As you travel through levels, you’ll find secret paths that can lead to a hidden sub weapon (one per stage). Each of these weapons cost MP, which can be increased in town for a fee. If you miss them in the stage, you can buy them for a larger fee in town when you’ve completed the stage. They provide a huge amount of variety in gameplay. One item, for example, lets you soar forward in a level. Another gives you three seconds of invincibility. Another still lets you shoot fireballs at enemies. There is a lot of diversity, and all with maybe one or two exceptions are useful. These sub weapons are particularly fun to play with in the game’s new game + mode as you can replay harder versions of the stages with far more tools at your disposal than the first time through.
One of the highlights of the game are definitely the bosses. Taking a distinct page from Mega Man, each boss is oozing in charm and every one of them involves a fun and challenging pattern to master.

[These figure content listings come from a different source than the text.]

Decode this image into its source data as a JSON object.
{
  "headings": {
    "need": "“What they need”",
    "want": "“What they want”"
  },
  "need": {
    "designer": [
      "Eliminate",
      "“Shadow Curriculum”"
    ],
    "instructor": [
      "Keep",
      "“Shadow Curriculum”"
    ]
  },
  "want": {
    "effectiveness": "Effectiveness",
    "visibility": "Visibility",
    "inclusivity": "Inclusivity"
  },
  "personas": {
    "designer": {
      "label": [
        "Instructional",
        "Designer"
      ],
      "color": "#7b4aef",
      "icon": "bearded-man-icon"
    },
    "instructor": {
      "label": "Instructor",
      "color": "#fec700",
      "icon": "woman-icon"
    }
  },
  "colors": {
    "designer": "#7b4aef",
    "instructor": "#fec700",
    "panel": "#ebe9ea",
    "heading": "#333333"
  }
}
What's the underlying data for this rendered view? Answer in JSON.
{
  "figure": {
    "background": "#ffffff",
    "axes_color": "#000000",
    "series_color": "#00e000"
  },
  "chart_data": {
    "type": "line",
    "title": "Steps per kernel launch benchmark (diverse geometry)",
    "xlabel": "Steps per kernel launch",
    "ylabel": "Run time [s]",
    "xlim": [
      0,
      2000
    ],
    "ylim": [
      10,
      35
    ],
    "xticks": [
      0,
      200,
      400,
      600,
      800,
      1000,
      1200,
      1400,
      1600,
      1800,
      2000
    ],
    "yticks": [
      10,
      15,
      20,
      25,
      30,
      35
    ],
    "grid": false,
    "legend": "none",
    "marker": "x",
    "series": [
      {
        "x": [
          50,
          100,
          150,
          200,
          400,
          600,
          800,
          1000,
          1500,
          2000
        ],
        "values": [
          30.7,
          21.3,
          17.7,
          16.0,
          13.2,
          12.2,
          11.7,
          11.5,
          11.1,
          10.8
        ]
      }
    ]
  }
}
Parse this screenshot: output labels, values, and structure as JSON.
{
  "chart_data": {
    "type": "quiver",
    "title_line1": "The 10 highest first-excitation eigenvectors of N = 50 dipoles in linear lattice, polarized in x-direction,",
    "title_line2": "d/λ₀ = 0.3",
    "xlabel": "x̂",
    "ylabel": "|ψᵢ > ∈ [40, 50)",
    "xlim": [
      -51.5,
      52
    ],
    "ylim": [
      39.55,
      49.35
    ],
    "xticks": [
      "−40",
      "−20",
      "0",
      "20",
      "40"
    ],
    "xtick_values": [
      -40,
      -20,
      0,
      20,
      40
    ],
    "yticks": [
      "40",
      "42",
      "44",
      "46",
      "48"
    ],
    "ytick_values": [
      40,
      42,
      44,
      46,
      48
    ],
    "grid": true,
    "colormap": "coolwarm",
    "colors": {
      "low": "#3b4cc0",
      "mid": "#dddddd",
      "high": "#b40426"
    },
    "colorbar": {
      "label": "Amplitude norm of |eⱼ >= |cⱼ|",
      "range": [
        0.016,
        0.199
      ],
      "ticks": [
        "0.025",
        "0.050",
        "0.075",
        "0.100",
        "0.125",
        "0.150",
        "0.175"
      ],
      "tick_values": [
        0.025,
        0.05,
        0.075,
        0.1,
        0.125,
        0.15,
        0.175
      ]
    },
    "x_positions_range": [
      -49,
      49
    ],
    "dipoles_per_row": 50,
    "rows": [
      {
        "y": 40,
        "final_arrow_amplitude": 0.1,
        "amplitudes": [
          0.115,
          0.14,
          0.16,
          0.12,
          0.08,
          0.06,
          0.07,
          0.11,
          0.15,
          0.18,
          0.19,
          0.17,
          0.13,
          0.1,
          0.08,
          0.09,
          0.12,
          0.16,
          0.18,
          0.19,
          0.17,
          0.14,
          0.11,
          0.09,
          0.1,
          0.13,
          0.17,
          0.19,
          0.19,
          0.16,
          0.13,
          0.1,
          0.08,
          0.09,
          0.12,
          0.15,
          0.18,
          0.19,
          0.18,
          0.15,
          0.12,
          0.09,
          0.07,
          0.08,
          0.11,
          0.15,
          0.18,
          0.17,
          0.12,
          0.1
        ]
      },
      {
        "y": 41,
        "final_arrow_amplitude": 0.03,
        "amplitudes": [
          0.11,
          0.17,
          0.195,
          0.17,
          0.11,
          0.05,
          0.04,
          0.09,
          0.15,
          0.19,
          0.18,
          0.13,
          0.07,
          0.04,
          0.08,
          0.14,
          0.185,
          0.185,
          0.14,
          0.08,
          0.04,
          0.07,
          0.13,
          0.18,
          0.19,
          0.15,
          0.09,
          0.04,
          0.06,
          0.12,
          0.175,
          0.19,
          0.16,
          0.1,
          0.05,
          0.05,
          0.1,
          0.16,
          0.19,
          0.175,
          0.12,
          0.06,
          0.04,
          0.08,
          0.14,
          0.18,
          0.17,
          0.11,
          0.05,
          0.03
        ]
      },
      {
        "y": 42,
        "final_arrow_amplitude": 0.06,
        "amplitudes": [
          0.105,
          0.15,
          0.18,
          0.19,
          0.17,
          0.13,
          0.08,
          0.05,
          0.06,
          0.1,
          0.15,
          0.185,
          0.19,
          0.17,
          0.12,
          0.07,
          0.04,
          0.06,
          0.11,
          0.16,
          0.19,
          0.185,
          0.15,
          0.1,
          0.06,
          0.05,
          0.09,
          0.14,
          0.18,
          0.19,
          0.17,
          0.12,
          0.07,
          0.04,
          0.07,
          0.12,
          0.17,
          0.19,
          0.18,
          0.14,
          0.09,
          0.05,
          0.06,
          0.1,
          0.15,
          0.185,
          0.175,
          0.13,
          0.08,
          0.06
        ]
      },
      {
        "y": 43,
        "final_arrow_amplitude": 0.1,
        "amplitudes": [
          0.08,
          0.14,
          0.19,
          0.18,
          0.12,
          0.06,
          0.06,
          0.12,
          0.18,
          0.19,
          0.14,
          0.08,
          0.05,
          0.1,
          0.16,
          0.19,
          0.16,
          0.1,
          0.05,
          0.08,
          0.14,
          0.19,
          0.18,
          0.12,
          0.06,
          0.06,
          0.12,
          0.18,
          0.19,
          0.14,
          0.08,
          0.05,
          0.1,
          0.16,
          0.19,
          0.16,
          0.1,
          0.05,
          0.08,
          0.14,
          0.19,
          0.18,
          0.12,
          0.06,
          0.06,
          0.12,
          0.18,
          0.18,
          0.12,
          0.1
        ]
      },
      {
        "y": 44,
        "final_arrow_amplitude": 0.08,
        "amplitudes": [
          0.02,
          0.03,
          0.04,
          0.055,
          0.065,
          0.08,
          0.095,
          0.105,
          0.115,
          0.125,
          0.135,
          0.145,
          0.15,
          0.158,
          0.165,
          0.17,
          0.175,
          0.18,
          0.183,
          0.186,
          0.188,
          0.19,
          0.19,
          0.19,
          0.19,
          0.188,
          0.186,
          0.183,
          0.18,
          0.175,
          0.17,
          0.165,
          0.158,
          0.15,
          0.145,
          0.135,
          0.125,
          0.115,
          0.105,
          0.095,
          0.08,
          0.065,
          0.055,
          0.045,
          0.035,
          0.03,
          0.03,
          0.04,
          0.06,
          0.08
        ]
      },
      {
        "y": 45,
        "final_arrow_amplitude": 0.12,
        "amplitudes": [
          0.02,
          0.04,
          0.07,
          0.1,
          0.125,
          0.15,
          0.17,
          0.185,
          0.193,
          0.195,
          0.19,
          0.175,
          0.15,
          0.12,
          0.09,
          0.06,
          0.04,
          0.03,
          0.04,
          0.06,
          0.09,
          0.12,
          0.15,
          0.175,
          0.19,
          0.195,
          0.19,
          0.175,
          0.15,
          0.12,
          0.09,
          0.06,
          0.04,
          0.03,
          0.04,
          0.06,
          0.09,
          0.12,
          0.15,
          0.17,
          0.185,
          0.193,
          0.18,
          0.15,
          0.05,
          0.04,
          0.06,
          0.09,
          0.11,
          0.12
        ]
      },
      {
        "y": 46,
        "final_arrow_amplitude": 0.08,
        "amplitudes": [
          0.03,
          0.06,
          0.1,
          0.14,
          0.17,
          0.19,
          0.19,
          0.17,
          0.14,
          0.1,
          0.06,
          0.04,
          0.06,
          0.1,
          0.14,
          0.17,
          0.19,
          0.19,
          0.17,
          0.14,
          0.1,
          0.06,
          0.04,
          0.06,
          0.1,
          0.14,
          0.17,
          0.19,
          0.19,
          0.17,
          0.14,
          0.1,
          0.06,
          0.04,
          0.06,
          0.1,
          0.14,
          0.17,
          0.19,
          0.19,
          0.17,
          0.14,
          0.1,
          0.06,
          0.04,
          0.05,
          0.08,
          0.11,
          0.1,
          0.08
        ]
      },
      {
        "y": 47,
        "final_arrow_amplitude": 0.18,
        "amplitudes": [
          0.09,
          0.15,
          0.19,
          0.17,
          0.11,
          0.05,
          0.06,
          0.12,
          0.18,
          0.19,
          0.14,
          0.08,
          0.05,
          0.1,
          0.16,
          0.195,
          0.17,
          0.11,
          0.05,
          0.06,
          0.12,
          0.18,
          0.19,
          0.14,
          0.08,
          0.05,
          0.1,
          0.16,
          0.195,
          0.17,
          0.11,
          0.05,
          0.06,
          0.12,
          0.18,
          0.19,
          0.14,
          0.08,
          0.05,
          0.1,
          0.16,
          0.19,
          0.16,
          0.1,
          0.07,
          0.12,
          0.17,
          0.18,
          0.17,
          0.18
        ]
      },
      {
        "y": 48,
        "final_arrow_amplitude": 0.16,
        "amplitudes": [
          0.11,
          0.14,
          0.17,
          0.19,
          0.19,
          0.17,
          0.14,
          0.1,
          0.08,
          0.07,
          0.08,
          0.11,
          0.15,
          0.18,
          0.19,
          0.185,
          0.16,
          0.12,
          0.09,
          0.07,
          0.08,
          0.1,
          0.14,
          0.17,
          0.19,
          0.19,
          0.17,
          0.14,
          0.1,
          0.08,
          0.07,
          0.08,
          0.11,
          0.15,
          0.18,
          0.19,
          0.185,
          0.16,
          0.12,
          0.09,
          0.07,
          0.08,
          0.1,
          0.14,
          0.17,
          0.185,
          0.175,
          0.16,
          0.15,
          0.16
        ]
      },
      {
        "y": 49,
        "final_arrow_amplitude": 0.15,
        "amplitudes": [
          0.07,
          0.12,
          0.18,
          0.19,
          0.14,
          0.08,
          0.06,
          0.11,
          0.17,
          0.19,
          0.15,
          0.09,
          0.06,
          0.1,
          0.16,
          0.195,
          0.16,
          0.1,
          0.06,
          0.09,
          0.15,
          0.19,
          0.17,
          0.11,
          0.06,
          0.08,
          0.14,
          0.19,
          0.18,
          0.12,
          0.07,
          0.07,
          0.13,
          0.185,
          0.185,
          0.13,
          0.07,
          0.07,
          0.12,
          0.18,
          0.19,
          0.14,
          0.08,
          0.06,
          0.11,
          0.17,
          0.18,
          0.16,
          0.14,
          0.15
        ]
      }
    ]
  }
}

You have some, like Plague Knight, who will run around the stage, nimbly avoiding you as they rain dire alchemic potions upon you. Others, like Spectre Knight will fly above you, slashing you with their mighty scythe. No two Knights play out the same, and each of them is a ball to play, especially when you get to the harder new game + and they are tough enough to weather some of the more cheap tactics in the game. The bosses are one of the big reasons the game is so effective because, despite taking the idea from Mega Man, each boss fills the game with charm and interesting characters. This is one of the key elements of the game that let it fly as high as the games it imitates.
The game’s level design is, in a word, excellent. There are tons of details to be found in each stage. Along Shovel Knight’s gallant path to the boss’ lair, there will be traps, enemies and scores of secrets. Some lead to new sub weapons as mentioned above, others simply lead to a cache of treasure, or a sheet of music, which lets you replay some of the game’s great tracks while you’re in town. Detail doesn’t stop at gameplay, however. Each stage is thematically appropriate to the Knight. Polar Knight has a predictably icy home. Propeller Knight, it wouldn’t surprise, likes to live in the heights of the sky. Others are less predictable such as Treasure Knight, who lives in the body of a giant mechanical whale. Notwithstanding, each level looks amazing, surpassing the style and substance of games that are cherished classics.
Also charming is the game’s soundtrack. If you have any fondness for the great tracks found in old NES games, particularly Castlevania, Duck Tales, and Mega Man, you’ll instantly fall in love with what Yacht Club put together for the game. Each level has its unique theme, which fits perfectly with the level and boss Knight’s schtick. It has been awhile since I’ve heard 8-bit music that managed to be as addictive and charming as in Shovel Knight, and it goes to show that there’s still a lot left to hear from this style.
What this combination of characteristics leaves us with is a game I wholeheartedly recommend. It is just as good as some of the great games those of us who grew up with 8 and 16-bit games played when we were children. Every element strikes true and strikes hard. If you hate, or distrust indie games, Shovel Knight may be the one to change your mind.